Session Audit
Capture and trace privileged session activity with full access context
During an audit, an admin is asked to provide evidence of activity performed during privileged access. She can show who requested access and who approved it, but demonstrating what actually occurred during that access requires pulling data from multiple systems.
To answer this request, she gathers access requests, approval records, and infrastructure logs from multiple systems, then reconstructs events manually. This takes time and is difficult to validate. It can leave gaps in audit evidence. As a result, responding quickly and accurately to compliance requirements such as SOC 2, PCI-DSS, or HIPAA becomes more difficult.
Session Audit records activity performed during privileged access sessions. When enabled, it captures text-based session activity:
Actions performed by a user
When those actions occurred
Who approved the user's access to the affected resource
Which access flow allowed access
Apono delivers that data into your customer-owned storage for compliance evidence and reporting. Sensitive session data remains under your control and is not persisted in Apono systems.
Scope and limitations
Scope
Session Audit captures SSH session activity through an Apono connector in AWS environments. It supports SSH integrations.
Limitations
Session Audit does not support the following:
Session replay or video
Real-time monitoring or alerts
Command blocking or enforcement
Non-AWS cloud providers (GCP, Azure)
Full-text search across session content
Terminal environments with limited or no compatibility (for example, Warp)
Interactive terminal sessions or commands that obscure input/output streams (for example,
screen,tmux,vi)
How Session Audit works
When Session Audit is enabled, user connections are routed through the Apono connector instead of connecting directly to the target resource.
The sequence is:
A user is granted access to a resource.
Apono generates connection details that point to the connector.
The user connects to the connector.
The connector routes the session to the target resource.
The connector captures session activity as the session passes through it.
The connector sends the captured data to two different destinations: customer-managed storage (raw session data) and Apono (session metadata).
Data storage model
Raw session data
Includes session activity such as commands, outputs, and session lifecycle events
Storage: customer-managed S3 bucket
Session metadata
Includes identifying and operational context such as session ID, user, resource, protocol, timestamps, and request ID
Storage: Apono
This data separation allows Apono to provide fast filtering and reporting using metadata, while keeping full session content in customer-controlled storage.
Prerequisites
SSH Servers integration
SSH Apono integration within an AWS environment
Apono connector
On-prem connection serving as a bridge between an SSH server and Apono
Required Version: 1.7.8
Helm Chart version: v2.0.34
Helm Upgrade command:
Learn how to update an existing AWS connector.

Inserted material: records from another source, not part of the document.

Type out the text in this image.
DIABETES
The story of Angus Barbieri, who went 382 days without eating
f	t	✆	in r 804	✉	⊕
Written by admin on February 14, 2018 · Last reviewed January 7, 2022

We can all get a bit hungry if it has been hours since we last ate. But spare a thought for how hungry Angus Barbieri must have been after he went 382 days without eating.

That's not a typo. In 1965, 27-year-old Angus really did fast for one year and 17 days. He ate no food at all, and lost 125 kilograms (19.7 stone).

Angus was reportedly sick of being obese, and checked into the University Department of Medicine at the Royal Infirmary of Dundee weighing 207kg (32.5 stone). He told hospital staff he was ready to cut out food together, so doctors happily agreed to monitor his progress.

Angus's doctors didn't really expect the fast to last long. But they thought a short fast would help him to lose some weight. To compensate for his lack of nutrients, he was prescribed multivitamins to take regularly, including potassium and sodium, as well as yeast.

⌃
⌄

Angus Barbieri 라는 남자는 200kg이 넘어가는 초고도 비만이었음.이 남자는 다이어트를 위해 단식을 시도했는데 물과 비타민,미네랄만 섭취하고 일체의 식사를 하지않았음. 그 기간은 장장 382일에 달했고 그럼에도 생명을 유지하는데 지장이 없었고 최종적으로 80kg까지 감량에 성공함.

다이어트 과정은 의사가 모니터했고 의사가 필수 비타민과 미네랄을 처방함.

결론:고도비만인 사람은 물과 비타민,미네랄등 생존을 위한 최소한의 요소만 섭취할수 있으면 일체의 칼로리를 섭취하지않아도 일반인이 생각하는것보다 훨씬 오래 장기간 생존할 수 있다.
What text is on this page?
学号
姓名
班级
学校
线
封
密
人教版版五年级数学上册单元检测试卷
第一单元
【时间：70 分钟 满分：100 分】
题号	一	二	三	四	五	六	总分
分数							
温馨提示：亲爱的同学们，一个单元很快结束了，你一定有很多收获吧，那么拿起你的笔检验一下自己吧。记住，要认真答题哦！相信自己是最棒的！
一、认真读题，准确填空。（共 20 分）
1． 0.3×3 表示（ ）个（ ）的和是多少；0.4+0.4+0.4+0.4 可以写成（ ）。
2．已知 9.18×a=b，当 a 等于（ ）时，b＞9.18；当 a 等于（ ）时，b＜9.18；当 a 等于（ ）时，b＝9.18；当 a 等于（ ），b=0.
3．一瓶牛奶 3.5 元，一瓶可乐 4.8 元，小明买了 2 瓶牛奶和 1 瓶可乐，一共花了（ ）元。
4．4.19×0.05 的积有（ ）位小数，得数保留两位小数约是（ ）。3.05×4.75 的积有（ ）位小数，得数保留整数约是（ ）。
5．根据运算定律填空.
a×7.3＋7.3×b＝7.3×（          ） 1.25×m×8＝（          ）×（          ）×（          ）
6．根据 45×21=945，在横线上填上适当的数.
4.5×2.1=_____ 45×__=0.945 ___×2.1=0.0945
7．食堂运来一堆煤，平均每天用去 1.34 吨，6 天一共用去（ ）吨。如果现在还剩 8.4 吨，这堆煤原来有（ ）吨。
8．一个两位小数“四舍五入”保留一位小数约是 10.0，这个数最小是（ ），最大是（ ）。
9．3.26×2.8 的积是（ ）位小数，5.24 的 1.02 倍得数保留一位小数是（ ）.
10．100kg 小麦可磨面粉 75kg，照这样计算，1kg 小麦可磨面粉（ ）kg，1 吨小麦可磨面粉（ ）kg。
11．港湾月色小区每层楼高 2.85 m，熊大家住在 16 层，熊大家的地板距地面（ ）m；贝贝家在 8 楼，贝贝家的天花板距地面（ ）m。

The connector's IAM role must be tagged with apono-connector-s3-access: true and attached with a scoped S3 write policy. Access to the bucket is granted by tag — any additional principals must be added as explicit statements in the bucket policy.
S3 Bucket - Recommended Configuration
The bucket should be created with versioning enabled, Object Lock enabled (can only be set at creation time), public access blocked, and ownership controls set to BucketOwnerEnforced. Encrypt objects at rest using SSE-S3 (AES256) or SSE-KMS for customer-managed keys. See recommended configuration for the full ACK template.
S3 bucket ARN
ARN of the customer-managed S3 bucket, without the path prefix
The Apono Connector must have write permissions to this bucket.
Example: arn:aws:s3:::your-bucket-name
Connector endpoint
The DNS address users connect to for audited SSH sessions. The endpoint type depends on your deployment: EKS — ClusterIP service DNS exposed. ECS — private or public Network Load Balancer (NLB) on port 10022.
Network routing
Users must be able to reach the Apono connector on port 10022
Enable Session Audit
You must enable Session Audit within the Apono connector and the SSH integration.
After Session Audit has been enabled, you can review and download session information from the Session History tab.
Connector enablement

Follow these steps to enable Session Audit for the connector:
On the Connectors tab, in the row of the Apono connector associated with the integration, click ︙ > Edit. The Edit Connector page appears.
Toggle Audit sessions to ON. The toggle will appear green when enabled.
Under Session History Bucket ARN, enter your S3 bucket ARN.
Enter the Connector Endpoint.
Click Update Connector.
Integration enablement

Follow these steps to enable Session Audit for the integration:
On the Connected tab, in the row of your SSH integration, click ︙ > Edit. The Edit Integration page appears.
Under Get more with Apono, toggle Audit sessions to ON. The toggle will appear green when enabled.